What new World of Hyatt program means for cardholders

Hyatt is rebooting its Gold Passport loyalty program (and renaming it “World of Hyatt”) on March 1. While nothing is ostensibly changing with Hyatt’s co-branded credit card (issued by Chase), some of the program changes affect cardholders. And, in some cases, having a Hyatt credit card will help you weather some potential status downgrades in the new program.

What’s changing

The change from Gold Passport to World of Hyatt is an overhaul of elite status and how you earn it. The Points Guy has detailed charts comparing the new elite tiers to the old (as well as their benefits and requirements).

Here’s a quick run-down:

Old Hyatt Gold Passport program tiers

  • Member
  • Platinum (The Hyatt Credit Card automatically gave you this status)
  • Diamond

New World of Hyatt program tiers

  • Member
  • Discoverist (The Hyatt Credit Card automatically will give you this status)
  • Explorist
  • Globalist

The other big change: Hyatt is changing how you earn and increase your elite status:

Old program: Earning elite

  • Elite status could be earned via stays OR nights

New program: Earning elite

  • Elite status will be earned via nights OR qualifying spend at Hyatt properties. No more increasing your status via stays. You’ll earn 5 “base points” per dollar when you stay with Hyatt. These points will help you qualify for elite status. For example, Discoverist status (if you don’t have the Hyatt Credit Card, which gives it automatically) requires earning 25,000 base points in a calendar year. That boils down to $5,000 in Hyatt spending.

This new base-point requirement option rewards those who spend more with Hyatt. Rewarding big spenders is also a model various airlines have been adopting.

What this means for Hyatt Credit Card holders

Compared with the old program, the automatic status granted by the card is a slight downgrade. Platinum status (automatically given with the old program) gave you a 15 percent point bonus on stays. Discoverist status (automatically given with the new program) gives you just a 10 percent bonus.
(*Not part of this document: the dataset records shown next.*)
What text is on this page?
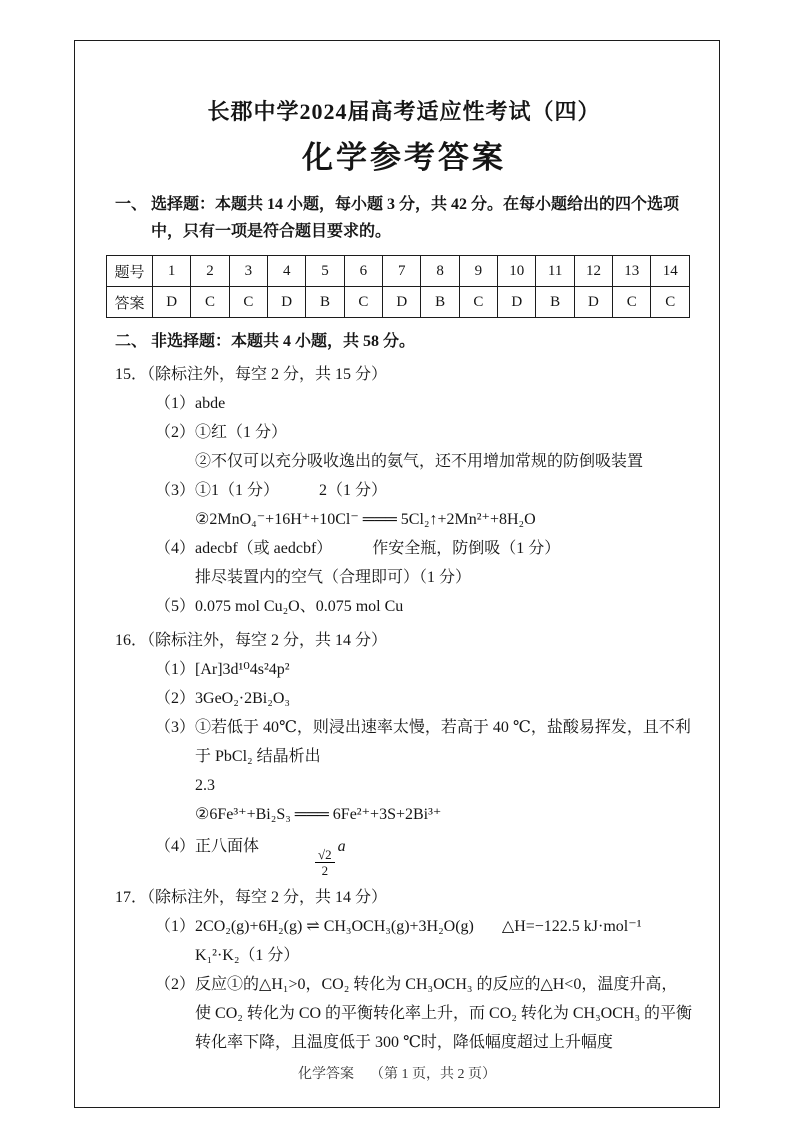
长郡中学2024届高考适应性考试（四）
化学参考答案
一、 选择题：本题共 14 小题，每小题 3 分，共 42 分。在每小题给出的四个选项中，只有一项是符合题目要求的。
题号	1	2	3	4	5	6	7	8	9	10	11	12	13	14
答案	D	C	C	D	B	C	D	B	C	D	B	D	C	C
二、 非选择题：本题共 4 小题，共 58 分。
15．（除标注外，每空 2 分，共 15 分）
（1） abde
（2） ①红（1 分）
②不仅可以充分吸收逸出的氨气，还不用增加常规的防倒吸装置
（3） ①1（1 分）	2（1 分）
②2MnO₄⁻+16H⁺+10Cl⁻ ═══ 5Cl₂↑+2Mn²⁺+8H₂O
（4） adecbf（或 aedcbf）	作安全瓶，防倒吸（1 分）
排尽装置内的空气（合理即可）（1 分）
（5） 0.075 mol Cu₂O、0.075 mol Cu
16．（除标注外，每空 2 分，共 14 分）
（1） [Ar]3d¹⁰4s²4p²
（2） 3GeO₂·2Bi₂O₃
（3） ①若低于 40℃，则浸出速率太慢，若高于 40 ℃，盐酸易挥发，且不利于 PbCl₂ 结晶析出
2.3
②6Fe³⁺+Bi₂S₃ ═══ 6Fe²⁺+3S+2Bi³⁺
（4） 正八面体
$\frac{√2}{2}$
a
17．（除标注外，每空 2 分，共 14 分）
（1） 2CO₂(g)+6H₂(g) ⇌ CH₃OCH₃(g)+3H₂O(g) △H=−122.5 kJ·mol⁻¹
K₁²·K₂（1 分）
（2） 反应①的△H₁>0，CO₂ 转化为 CH₃OCH₃ 的反应的△H<0，温度升高，使 CO₂ 转化为 CO 的平衡转化率上升，而 CO₂ 转化为 CH₃OCH₃ 的平衡转化率下降，且温度低于 300 ℃时，降低幅度超过上升幅度
化学答案 （第 1 页，共 2 页）
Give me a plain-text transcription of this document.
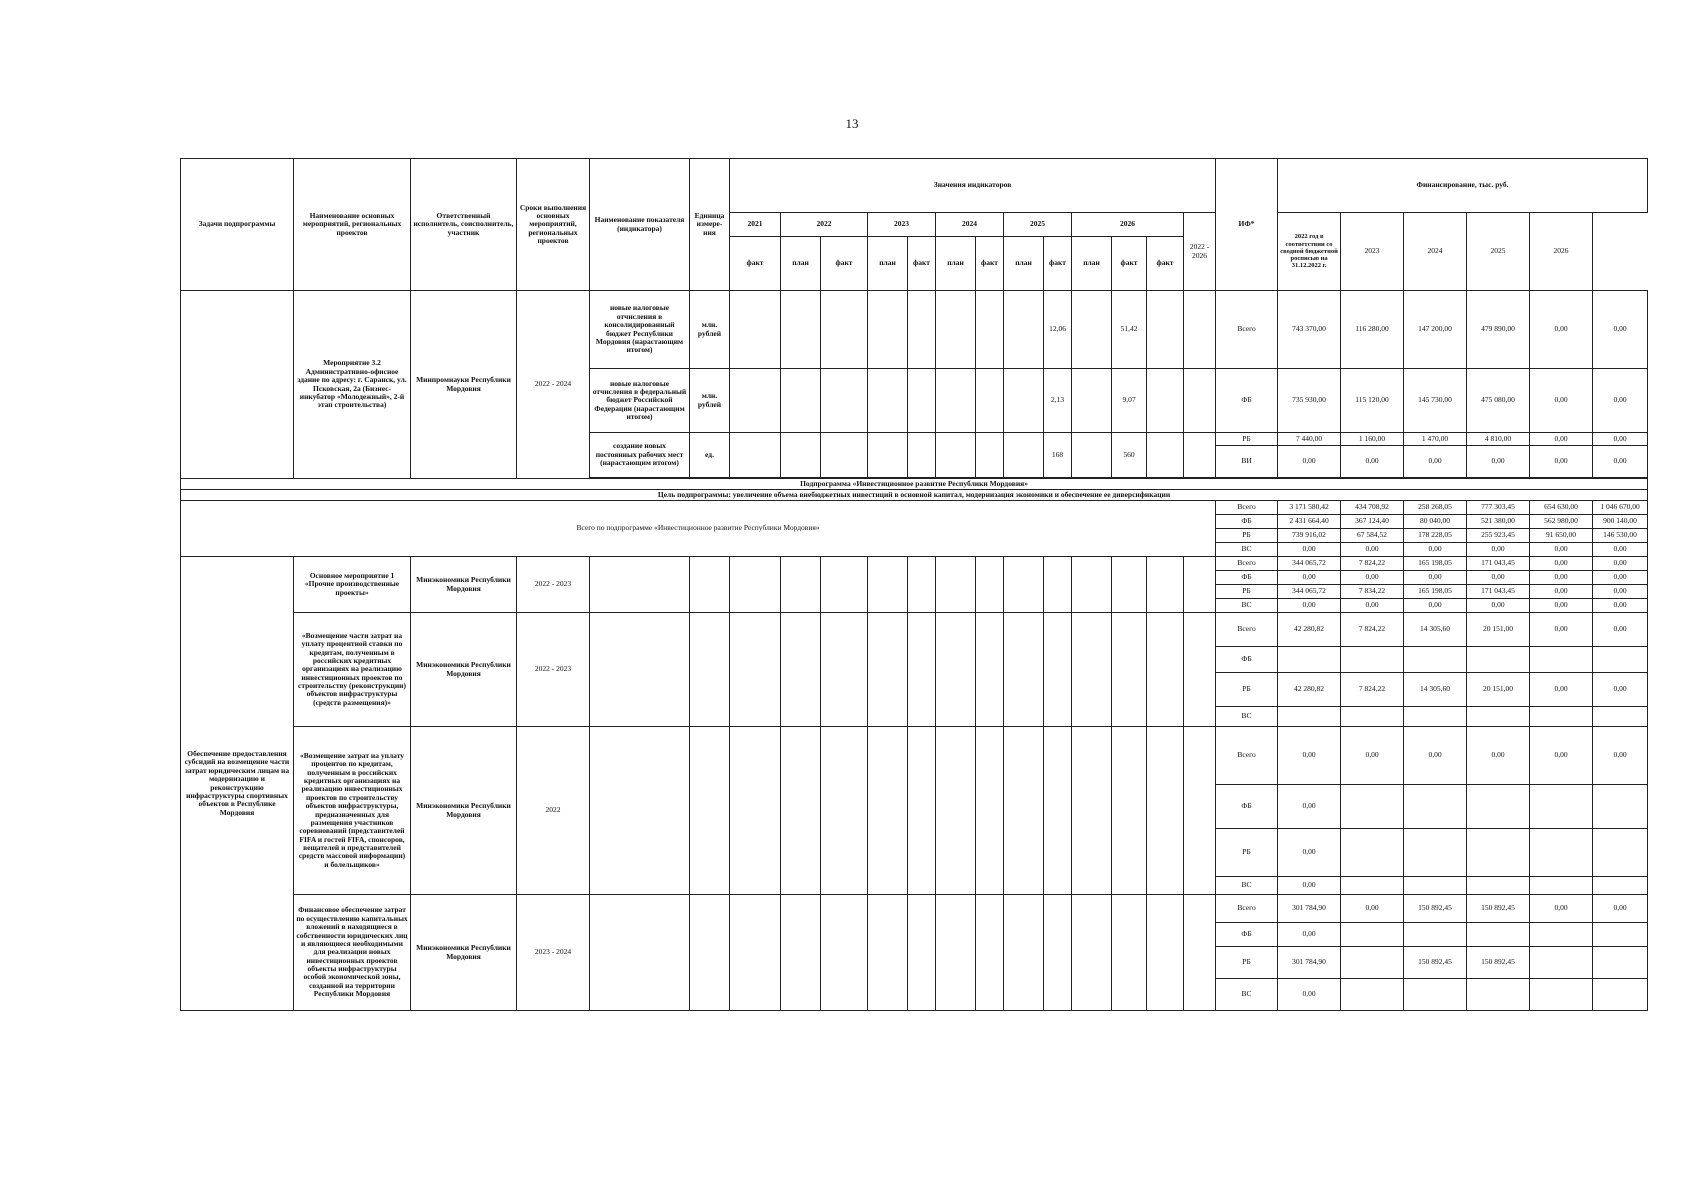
13
Задачи подпрограммы	Наименование основных мероприятий, региональных проектов	Ответственный исполнитель, соисполнитель, участник	Сроки выполнения основных мероприятий, региональных проектов	Наименование показателя (индикатора)	Единица измере-ния	Значения индикаторов													ИФ*	Финансирование, тыс. руб.					
						2021	2022		2023		2024		2025		2026			2022 - 2026		2022 год в соответствии со сводной бюджетной росписью на 31.12.2022 г.	2023	2024	2025	2026	
						факт	план	факт	план	факт	план	факт	план	факт	план	факт	факт								
	Мероприятие 3.2 Административно-офисное здание по адресу: г. Саранск, ул. Псковская, 2а (Бизнес-инкубатор «Молодежный», 2-й этап строительства)	Минпромнауки Республики Мордовия	2022 - 2024	новые налоговые отчисления в консолидированный бюджет Республики Мордовия (нарастающим итогом)	млн. рублей									12,06		51,42			Всего	743 370,00	116 280,00	147 200,00	479 890,00	0,00	0,00
				новые налоговые отчисления в федеральный бюджет Российской Федерации (нарастающим итогом)	млн. рублей									2,13		9,07			ФБ	735 930,00	115 120,00	145 730,00	475 080,00	0,00	0,00
				создание новых постоянных рабочих мест (нарастающим итогом)	ед.									168		560			РБ	7 440,00	1 160,00	1 470,00	4 810,00	0,00	0,00
																			ВИ	0,00	0,00	0,00	0,00	0,00	0,00

Подпрограмма «Инвестиционное развитие Республики Мордовия»																									
Цель подпрограммы: увеличение объема внебюджетных инвестиций в основной капитал, модернизация экономики и обеспечение ее диверсификации																									
Всего по подпрограмме «Инвестиционное развитие Республики Мордовия»																			Всего	3 171 580,42	434 708,92	258 268,05	777 303,45	654 630,00	1 046 670,00
																			ФБ	2 431 664,40	367 124,40	80 040,00	521 380,00	562 980,00	900 140,00
																			РБ	739 916,02	67 584,52	178 228,05	255 923,45	91 650,00	146 530,00
																			ВС	0,00	0,00	0,00	0,00	0,00	0,00
Обеспечение предоставления субсидий на возмещение части затрат юридическим лицам на модернизацию и реконструкцию инфраструктуры спортивных объектов в Республике Мордовия	Основное мероприятие 1 «Прочие производственные проекты»	Минэкономики Республики Мордовия	2022 - 2023																Всего	344 065,72	7 824,22	165 198,05	171 043,45	0,00	0,00
																			ФБ	0,00	0,00	0,00	0,00	0,00	0,00
																			РБ	344 065,72	7 834,22	165 198,05	171 043,45	0,00	0,00
																			ВС	0,00	0,00	0,00	0,00	0,00	0,00
	«Возмещение части затрат на уплату процентной ставки по кредитам, полученным в российских кредитных организациях на реализацию инвестиционных проектов по строительству (реконструкции) объектов инфраструктуры (средств размещения)»	Минэкономики Республики Мордовия	2022 - 2023																Всего	42 280,82	7 824,22	14 305,60	20 151,00	0,00	0,00
																			ФБ						
																			РБ	42 280,82	7 824,22	14 305,60	20 151,00	0,00	0,00
																			ВС						
	«Возмещение затрат на уплату процентов по кредитам, полученным в российских кредитных организациях на реализацию инвестиционных проектов по строительству объектов инфраструктуры, предназначенных для размещения участников соревнований (представителей FIFA и гостей FIFA, спонсоров, вещателей и представителей средств массовой информации) и болельщиков»	Минэкономики Республики Мордовия	2022																Всего	0,00	0,00	0,00	0,00	0,00	0,00
																			ФБ	0,00					
																			РБ	0,00					
																			ВС	0,00					
	Финансовое обеспечение затрат по осуществлению капитальных вложений в находящиеся в собственности юридических лиц и являющиеся необходимыми для реализации новых инвестиционных проектов объекты инфраструктуры особой экономической зоны, созданной на территории Республики Мордовия	Минэкономики Республики Мордовия	2023 - 2024																Всего	301 784,90	0,00	150 892,45	150 892,45	0,00	0,00
																			ФБ	0,00					
																			РБ	301 784,90		150 892,45	150 892,45		
																			ВС	0,00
However, if you apply for the card before March 1, 2017, you’ll get an additional 5 percent point-bonus for stays, bringing you up to 15 percent, through Feb. 28, 2018.

The Hyatt Credit Card will also give you this leg up: if you spend $50,000 on the card in a calendar year, you will get bumped up to Explorist status for the following calendar year. As we found in our survey of hotel programs, it’s rare for a card to let you earn higher-level elite status through spending alone. So this perk could be a valuable one if you can’t earn Explorist status via nights/base points.

And, of course, the Hyatt Credit Card will still provide a free anniversary night at a Category 1-4 property. That’s a valuable perk, as, without the card, Hyatt’s new program requires you to jump through some hoops to get the same thing. For example, you can get a free (Category 1-4) night after staying at 5 different Hyatt brands. Or, you can get it by staying 30 qualifying nights. By holding the Hyatt Credit Card, you don’t have to worry about any of that. If you still want to worry about all of that, you’ll end up with additional free nights, plus the one you already get with the card.

If this all seems too complicated

If you’re not a fan of Hyatt’s new program and aren’t interested in getting its co-branded card, consider a flexible travel-rewards card like the Chase Sapphire Preferred, Chase Ink Business Preferred, Chase Sapphire Reserve or any of the Membership Rewards cards from American Express (a CreditCardForum advertising partner). These cards allow you to transfer points to a variety of hotel and even airline loyalty programs, so you’re not bound to one chain.

The Chase cards are notable in that they allow you to transfer directly to Hyatt’s program (in addition to Marriott and IHG), so you don’t have to abandon Hyatt entirely. American Express’s Membership Rewards cards, meanwhile, let you transfer to Starwood and Hilton.